One official, in a briefing ahead of a March 2014 justice and home affairs session, blamed search-and-rescue operations for luring people to take the perilous journey.
The comment came only months after some 366 migrants lost their lives off the Italian island of Lampedusa, a tragedy that shocked most of Europe and ushered in ever more border surveillance.
But the 2014 deal also sought to ease Tunisian access to jobs and education in the EU, including by speeding up visas. It promised better cooperation to prevent human trafficking and the smuggling of migrants, as well as on security.
And like the latest turmoil hitting Tunisia, a massive youth unemployment throughout post-Arab Spring Middle East countries spooked the EU into action. In 2013, the EU described it "as social time bomb" and declared that some 50 million jobs were needed in the region.

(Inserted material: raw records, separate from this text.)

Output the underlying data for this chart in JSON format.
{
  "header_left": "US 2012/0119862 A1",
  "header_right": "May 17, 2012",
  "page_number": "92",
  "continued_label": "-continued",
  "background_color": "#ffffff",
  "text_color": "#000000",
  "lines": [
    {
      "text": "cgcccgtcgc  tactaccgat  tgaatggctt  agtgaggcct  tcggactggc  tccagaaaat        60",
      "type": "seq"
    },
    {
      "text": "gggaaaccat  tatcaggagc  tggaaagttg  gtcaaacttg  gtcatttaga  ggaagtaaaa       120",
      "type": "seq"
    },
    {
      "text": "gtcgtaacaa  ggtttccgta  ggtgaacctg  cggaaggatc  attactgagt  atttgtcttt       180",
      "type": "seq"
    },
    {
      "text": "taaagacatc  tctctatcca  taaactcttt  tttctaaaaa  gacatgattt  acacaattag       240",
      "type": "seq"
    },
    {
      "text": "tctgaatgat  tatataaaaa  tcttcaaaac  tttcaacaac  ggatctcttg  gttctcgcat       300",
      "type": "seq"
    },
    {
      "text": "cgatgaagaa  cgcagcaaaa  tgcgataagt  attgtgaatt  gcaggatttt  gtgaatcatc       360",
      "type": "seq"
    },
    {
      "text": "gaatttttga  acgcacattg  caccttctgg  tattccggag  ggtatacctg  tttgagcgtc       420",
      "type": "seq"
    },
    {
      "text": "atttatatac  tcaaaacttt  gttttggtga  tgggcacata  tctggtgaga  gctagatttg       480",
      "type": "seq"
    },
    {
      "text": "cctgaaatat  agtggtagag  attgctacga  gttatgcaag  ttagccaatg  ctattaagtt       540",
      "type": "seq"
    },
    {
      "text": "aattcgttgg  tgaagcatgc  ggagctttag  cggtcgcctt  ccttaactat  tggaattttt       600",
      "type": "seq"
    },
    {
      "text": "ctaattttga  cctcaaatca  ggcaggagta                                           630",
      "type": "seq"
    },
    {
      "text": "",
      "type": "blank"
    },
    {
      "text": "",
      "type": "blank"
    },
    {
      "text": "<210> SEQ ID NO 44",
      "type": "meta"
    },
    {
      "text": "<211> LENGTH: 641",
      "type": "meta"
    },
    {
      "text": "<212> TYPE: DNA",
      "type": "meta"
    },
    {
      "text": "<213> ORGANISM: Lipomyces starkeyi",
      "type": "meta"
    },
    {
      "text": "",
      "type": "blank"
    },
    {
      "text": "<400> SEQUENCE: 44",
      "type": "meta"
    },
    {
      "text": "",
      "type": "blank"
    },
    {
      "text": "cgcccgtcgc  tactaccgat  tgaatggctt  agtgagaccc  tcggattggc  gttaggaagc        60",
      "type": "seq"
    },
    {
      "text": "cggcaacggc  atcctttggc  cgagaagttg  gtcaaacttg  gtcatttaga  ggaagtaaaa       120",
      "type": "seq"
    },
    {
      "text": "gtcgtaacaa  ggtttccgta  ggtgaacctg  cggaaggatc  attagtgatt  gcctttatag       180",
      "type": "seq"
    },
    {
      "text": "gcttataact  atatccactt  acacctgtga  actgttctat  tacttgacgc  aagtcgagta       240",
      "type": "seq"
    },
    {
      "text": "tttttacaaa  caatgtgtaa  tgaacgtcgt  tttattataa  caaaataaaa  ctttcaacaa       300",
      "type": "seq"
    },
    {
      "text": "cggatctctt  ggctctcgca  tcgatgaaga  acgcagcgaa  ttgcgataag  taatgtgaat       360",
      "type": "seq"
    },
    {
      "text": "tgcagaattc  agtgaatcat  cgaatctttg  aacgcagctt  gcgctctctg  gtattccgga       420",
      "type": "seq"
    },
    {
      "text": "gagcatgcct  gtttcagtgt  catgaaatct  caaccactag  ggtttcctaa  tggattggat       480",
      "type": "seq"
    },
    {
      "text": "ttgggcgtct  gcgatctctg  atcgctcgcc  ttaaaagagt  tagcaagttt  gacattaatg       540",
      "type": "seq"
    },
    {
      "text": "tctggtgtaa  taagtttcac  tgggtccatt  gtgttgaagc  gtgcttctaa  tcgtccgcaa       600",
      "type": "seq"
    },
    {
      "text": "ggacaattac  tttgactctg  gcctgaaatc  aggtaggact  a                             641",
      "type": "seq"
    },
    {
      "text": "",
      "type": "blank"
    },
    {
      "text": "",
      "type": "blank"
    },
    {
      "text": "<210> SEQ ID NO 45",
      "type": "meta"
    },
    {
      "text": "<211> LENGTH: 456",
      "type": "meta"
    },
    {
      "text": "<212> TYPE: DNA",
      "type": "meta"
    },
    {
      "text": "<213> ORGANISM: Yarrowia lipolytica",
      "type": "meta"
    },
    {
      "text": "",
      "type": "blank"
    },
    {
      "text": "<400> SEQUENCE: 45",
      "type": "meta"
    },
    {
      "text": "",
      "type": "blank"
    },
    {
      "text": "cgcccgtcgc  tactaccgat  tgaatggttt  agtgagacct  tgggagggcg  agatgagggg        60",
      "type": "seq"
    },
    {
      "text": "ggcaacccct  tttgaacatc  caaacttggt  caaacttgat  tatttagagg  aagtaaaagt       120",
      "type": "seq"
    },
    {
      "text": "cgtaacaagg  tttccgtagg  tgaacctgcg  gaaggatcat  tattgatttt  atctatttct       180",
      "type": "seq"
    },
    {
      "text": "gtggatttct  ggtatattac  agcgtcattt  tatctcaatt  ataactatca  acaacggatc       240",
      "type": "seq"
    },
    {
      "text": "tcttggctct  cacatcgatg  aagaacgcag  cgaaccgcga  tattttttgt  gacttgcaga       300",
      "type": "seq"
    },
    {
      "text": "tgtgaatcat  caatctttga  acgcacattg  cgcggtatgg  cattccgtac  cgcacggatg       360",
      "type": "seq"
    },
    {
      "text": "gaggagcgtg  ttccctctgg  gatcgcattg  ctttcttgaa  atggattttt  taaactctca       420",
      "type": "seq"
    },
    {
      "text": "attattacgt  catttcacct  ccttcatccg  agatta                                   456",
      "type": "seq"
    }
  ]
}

Taskforces were formed, strategies adopted, communications published and budgets announced for multiple initiatives.
This included €800,000 for seminars, workshops and an EU-Tunisian web platform on migration.

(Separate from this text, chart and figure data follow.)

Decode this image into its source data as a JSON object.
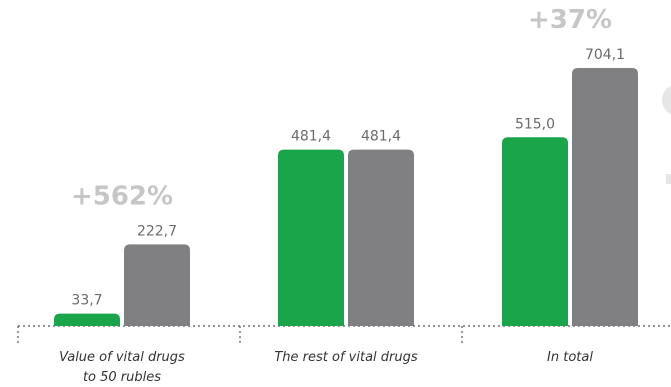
{
  "chart_data": {
    "type": "bar",
    "categories": [
      [
        "Value of vital drugs",
        "to 50 rubles"
      ],
      [
        "The rest of vital drugs"
      ],
      [
        "In total"
      ]
    ],
    "series": [
      {
        "values": [
          33.7,
          481.4,
          515.0
        ],
        "labels": [
          "33,7",
          "481,4",
          "515,0"
        ],
        "color": "#1aa54a"
      },
      {
        "values": [
          222.7,
          481.4,
          704.1
        ],
        "labels": [
          "222,7",
          "481,4",
          "704,1"
        ],
        "color": "#808083"
      }
    ],
    "annotations": [
      "+562%",
      "",
      "+37%"
    ],
    "ylim": [
      0,
      704.1
    ],
    "grid": false,
    "xlabel": "",
    "ylabel": ""
  }
}
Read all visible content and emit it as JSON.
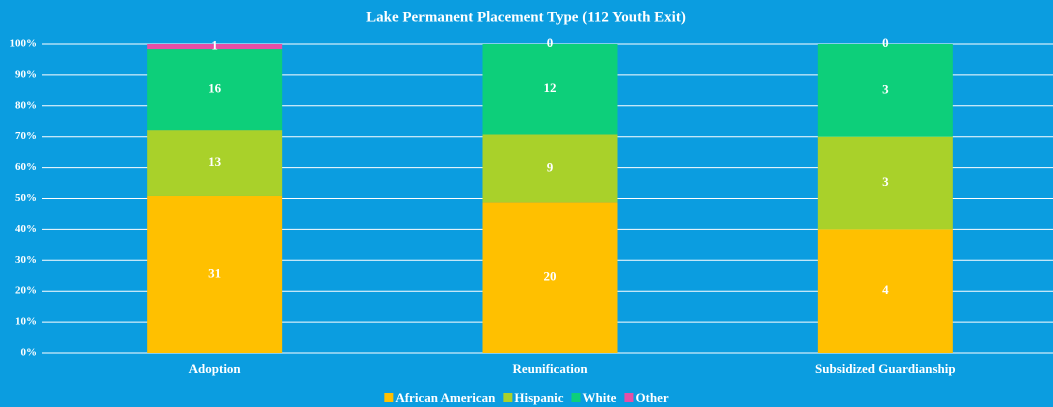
{
  "chart_data": {
    "type": "bar",
    "stacking": "percent",
    "title": "Lake Permanent Placement Type (112 Youth Exit)",
    "categories": [
      "Adoption",
      "Reunification",
      "Subsidized Guardianship"
    ],
    "series": [
      {
        "name": "African American",
        "color": "#ffc000",
        "values": [
          31,
          20,
          4
        ]
      },
      {
        "name": "Hispanic",
        "color": "#a9d12a",
        "values": [
          13,
          9,
          3
        ]
      },
      {
        "name": "White",
        "color": "#0dcf7a",
        "values": [
          16,
          12,
          3
        ]
      },
      {
        "name": "Other",
        "color": "#e64fa6",
        "values": [
          1,
          0,
          0
        ]
      }
    ],
    "ylim": [
      0,
      100
    ],
    "yticks": [
      {
        "value": 0,
        "label": "0%"
      },
      {
        "value": 10,
        "label": "10%"
      },
      {
        "value": 20,
        "label": "20%"
      },
      {
        "value": 30,
        "label": "30%"
      },
      {
        "value": 40,
        "label": "40%"
      },
      {
        "value": 50,
        "label": "50%"
      },
      {
        "value": 60,
        "label": "60%"
      },
      {
        "value": 70,
        "label": "70%"
      },
      {
        "value": 80,
        "label": "80%"
      },
      {
        "value": 90,
        "label": "90%"
      },
      {
        "value": 100,
        "label": "100%"
      }
    ],
    "grid": true,
    "legend": "bottom"
  }
}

Later budgets rolled out some €93.5m from the EU's Trust Fund for Africa that sought to deal with Tunisia's migration issues, including by shoring up its borders.
In 2021-22, the EU earmarked another €35m for Tunisian border management.
More recently, in late June 2023, it adopted a €279m regional fund to tackle smugglers, tighten borders, and to send stranded sub-Saharan Africans back to their home countries.
But Tunisia is not the only one with a long history of capturing EU interest when it comes to migration.
In Africa, it remains active on migration in Algeria, Cabo Verde, Cameroon, Egypt, Ethiopia, Libya, Mauritania, Morocco, Niger, Nigeria, Republic of Congo, Democratic Republic of the Congo, and Senegal.
However, EU Commission president Ursula von der Leyen has now described the latest deal with Tunisia as a "blueprint for similar partnerships in the future."
Possible candidates include Morocco and Egypt.
A flurry of activity and high level meetings have already taken place in Egypt, where von der Leyen met with the country's dictator president Al Sisi in June of last year.
This was followed by an October visit from EU enlargement commissioner, Olivér Várhelyi, who signed the first phase of an €80m border management programme to stop Egyptians from leaving towards Italy via Libya.
Várhelyi's visit was soon followed by European Commission vice-president Margaritis Schinas and then last month by EU foreign policy chief, Josep Borrell.
Von der Leyen had also gone to Morocco in February of last year, followed by Várhelyi, then EU commissioner Ylva Johansson. Borrell also went earlier this year, as did Várhelyi.